I haven't made cottage cheese yet, but have made a soft ricotta style cheese and mozarella and I was all set to use the quantities in the instructions specified, ie a gallon or two large bottles of milk but I'd poured one into my biggest pan and it was nearly full, so I did a half batch and it still made quite a lot of ricotta (but it also took ages and wasn't as nice as the cheap stuff you get in Aldi so I won't bother with that again).

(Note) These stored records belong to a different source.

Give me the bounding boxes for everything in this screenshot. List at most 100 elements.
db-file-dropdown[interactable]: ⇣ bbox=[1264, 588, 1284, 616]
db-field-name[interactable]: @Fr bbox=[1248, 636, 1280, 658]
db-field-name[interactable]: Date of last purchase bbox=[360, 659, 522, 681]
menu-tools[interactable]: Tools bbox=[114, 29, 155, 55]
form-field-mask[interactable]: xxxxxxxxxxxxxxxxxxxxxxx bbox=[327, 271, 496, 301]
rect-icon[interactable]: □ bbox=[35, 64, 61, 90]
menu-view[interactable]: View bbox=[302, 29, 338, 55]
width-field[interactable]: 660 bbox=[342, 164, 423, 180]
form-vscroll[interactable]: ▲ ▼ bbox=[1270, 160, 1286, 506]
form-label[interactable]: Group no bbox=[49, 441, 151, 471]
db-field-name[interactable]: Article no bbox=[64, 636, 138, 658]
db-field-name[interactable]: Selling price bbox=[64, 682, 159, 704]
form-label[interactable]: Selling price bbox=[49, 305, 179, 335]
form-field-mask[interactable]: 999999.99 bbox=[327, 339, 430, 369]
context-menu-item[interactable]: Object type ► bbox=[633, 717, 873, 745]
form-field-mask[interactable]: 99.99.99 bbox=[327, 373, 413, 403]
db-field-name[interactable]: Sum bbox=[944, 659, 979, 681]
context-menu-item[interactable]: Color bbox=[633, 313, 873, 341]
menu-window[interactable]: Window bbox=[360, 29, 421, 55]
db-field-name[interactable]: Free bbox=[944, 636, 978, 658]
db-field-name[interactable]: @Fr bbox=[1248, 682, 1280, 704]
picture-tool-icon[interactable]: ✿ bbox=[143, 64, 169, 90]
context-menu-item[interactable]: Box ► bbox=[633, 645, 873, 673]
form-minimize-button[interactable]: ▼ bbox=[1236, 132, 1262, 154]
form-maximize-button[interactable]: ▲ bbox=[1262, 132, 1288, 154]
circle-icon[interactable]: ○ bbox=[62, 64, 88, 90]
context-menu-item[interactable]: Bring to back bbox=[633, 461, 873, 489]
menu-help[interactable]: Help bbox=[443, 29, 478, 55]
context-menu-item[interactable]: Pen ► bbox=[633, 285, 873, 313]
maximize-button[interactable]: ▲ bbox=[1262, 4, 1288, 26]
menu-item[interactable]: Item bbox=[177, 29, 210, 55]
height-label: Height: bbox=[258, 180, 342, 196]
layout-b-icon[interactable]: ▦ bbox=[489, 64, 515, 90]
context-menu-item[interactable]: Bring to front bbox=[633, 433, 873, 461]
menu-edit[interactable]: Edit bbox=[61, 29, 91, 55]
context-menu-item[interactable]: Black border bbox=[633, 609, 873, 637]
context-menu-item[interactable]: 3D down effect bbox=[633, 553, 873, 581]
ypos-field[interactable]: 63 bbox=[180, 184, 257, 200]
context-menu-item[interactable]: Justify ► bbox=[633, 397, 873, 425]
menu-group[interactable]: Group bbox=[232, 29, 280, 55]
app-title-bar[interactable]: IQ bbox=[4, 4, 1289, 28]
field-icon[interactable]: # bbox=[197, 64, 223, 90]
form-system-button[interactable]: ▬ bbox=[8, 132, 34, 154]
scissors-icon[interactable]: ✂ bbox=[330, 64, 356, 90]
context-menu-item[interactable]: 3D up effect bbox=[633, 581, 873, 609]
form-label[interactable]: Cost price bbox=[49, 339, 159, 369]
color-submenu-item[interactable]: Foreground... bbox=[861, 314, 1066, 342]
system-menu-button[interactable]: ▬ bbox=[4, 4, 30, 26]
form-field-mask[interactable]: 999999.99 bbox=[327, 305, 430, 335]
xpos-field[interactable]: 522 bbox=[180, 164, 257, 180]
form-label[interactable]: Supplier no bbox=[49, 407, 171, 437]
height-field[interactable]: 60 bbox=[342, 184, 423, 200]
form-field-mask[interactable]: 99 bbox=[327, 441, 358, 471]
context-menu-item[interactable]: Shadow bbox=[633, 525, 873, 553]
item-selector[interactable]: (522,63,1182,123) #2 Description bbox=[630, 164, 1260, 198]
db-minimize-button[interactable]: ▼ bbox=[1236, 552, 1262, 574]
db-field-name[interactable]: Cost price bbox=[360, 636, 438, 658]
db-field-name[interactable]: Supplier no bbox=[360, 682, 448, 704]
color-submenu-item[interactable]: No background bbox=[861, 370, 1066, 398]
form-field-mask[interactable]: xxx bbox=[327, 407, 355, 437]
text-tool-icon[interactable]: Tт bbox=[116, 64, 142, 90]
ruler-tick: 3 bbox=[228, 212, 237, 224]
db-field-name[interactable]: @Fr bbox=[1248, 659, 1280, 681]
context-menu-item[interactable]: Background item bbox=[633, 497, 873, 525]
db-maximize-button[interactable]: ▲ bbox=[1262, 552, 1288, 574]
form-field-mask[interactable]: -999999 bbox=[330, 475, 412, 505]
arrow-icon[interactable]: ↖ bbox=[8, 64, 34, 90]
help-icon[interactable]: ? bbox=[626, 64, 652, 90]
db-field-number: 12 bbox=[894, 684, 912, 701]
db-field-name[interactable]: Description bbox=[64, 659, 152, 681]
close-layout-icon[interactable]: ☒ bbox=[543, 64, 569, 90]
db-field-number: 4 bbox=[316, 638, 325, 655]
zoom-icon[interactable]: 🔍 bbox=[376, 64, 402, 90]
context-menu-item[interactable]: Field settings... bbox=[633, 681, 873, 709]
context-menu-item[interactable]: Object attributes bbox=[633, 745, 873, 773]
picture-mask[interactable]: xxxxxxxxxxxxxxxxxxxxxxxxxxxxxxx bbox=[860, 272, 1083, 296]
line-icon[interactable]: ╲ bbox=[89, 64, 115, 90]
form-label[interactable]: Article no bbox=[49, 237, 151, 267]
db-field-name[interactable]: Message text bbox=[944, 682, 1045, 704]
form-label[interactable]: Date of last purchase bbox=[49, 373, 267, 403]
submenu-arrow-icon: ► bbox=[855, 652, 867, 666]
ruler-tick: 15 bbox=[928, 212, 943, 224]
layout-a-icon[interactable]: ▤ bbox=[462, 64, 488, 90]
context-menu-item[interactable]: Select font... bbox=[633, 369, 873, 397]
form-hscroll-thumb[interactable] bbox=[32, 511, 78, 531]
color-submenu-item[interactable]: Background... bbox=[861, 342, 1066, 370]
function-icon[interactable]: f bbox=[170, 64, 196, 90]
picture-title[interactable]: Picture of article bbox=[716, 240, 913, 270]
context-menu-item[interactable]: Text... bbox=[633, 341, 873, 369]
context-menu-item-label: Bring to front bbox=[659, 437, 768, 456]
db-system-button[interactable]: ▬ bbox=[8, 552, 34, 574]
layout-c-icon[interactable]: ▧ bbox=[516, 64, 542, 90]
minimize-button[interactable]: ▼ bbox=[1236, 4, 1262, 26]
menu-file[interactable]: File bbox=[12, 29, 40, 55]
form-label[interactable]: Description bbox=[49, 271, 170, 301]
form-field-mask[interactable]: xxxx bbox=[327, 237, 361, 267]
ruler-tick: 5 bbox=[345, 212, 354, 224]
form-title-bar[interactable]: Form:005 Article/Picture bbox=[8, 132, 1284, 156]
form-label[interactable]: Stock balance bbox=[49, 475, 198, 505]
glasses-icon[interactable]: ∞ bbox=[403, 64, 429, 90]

The mozzarella made about what you get in two standard supermarket balls from 4 pints of milk and that was much quicker and pretty good, so I'd do that again.

I'm now going to have a go at making cottage cheese seeing as I can't seem to buy it right now and hopefully it will be as creamy as Longley Farm.

I recently heard in a podcast about protein products that there's quite a lot of protein in the whey (as it's a byproduct of the cheese making industry that's used to make whey powder on an industrial scale) and they said that it can be used in smoothies and recovery drinks.